Combined insulin B:9-23 self-peptide and polyinosinic–polycytidylic acid accelerate insulitis but inhibit development of diabetes by increasing the proportion of CD4 +Foxp3 + regulatory T cells in the islets in non-obese diabetic mice

Abstract

Insulin peptide B:9-23 is a major autoantigen in type 1 diabetes. Combined treatment with B:9-23 peptide and polyinosinic–polycytidylic acid (poly I:C), but neither alone, induce insulitis in normal BALB/c mice. In contrast, the combined treatment accelerated insulitis, but prevented diabetes in NOD mice.
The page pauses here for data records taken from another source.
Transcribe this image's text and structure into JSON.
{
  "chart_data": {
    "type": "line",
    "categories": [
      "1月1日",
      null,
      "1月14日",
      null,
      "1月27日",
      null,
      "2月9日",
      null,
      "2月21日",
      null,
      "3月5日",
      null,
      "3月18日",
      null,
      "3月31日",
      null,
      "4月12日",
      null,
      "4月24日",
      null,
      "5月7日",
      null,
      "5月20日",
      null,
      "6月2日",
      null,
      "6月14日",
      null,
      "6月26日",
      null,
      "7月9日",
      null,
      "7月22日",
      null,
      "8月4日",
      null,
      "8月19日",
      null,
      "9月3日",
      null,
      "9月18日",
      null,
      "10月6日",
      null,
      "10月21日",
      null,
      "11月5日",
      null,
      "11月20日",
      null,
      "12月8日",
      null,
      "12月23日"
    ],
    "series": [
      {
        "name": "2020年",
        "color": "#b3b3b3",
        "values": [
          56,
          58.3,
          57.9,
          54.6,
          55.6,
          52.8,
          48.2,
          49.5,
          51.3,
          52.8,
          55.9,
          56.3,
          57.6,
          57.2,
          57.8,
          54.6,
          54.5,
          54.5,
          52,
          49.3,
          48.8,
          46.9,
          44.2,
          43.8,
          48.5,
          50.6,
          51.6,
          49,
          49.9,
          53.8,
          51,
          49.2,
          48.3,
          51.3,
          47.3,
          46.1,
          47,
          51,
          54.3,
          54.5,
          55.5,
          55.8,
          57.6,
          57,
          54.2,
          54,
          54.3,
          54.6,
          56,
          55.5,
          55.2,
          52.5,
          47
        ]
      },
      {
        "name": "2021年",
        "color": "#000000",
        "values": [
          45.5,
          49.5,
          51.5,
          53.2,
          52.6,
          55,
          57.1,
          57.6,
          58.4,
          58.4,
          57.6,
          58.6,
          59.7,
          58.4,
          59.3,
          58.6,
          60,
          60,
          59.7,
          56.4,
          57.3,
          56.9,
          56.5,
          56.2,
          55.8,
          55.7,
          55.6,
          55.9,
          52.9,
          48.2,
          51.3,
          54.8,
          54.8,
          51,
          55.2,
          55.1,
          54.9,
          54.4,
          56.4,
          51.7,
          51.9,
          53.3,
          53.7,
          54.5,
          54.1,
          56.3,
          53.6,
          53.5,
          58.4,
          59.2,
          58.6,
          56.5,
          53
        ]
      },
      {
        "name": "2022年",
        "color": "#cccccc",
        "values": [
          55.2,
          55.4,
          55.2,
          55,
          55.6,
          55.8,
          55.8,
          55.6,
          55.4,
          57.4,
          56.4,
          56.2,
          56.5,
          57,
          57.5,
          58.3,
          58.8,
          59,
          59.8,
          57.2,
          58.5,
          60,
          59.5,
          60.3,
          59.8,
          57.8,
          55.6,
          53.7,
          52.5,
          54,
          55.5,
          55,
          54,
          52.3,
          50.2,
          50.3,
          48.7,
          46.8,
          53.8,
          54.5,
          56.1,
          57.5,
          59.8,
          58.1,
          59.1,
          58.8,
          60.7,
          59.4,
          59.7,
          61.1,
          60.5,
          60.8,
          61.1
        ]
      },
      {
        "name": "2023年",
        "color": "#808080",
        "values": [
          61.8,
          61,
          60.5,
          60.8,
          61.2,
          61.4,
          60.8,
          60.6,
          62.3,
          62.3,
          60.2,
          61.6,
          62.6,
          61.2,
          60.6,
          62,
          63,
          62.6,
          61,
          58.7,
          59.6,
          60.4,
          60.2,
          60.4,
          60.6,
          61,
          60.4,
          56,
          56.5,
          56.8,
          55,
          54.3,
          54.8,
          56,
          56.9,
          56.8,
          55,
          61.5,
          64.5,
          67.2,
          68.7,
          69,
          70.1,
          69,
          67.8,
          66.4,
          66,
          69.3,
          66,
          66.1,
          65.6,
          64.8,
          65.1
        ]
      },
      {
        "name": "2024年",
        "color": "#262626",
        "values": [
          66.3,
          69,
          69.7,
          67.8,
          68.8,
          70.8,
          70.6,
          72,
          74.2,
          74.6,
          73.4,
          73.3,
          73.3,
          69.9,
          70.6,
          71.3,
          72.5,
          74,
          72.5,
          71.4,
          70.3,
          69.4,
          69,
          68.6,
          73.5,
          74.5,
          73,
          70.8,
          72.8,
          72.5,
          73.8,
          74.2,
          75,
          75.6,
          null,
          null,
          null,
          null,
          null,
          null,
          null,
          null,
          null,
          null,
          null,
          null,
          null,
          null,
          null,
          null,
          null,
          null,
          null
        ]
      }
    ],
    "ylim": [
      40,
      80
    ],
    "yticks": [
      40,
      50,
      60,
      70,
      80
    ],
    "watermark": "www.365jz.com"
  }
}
Our immunofluorescence study with anti-CD4/anti-Foxp3 revealed that the proportion of Foxp3 positive CD4 +CD25 + regulatory T cells (Tregs) was elevated in the islets of NOD mice treated with B:9-23 peptide and poly I:C, as compared to non-treated mice. Depletion of Tregs by anti-CD25 antibody hastened spontaneous development of diabetes in non-treated NOD mice, and abolished the protective effect of the combined treatment and conversely accelerated the onset of diabetes in the treated mice. These results indicate that poly I:C combined with B:9-23 peptide promotes infiltration of both pathogenic T cells and predominantly Tregs into the islets, thereby inhibiting progression from insulitis to overt diabetes in NOD mice.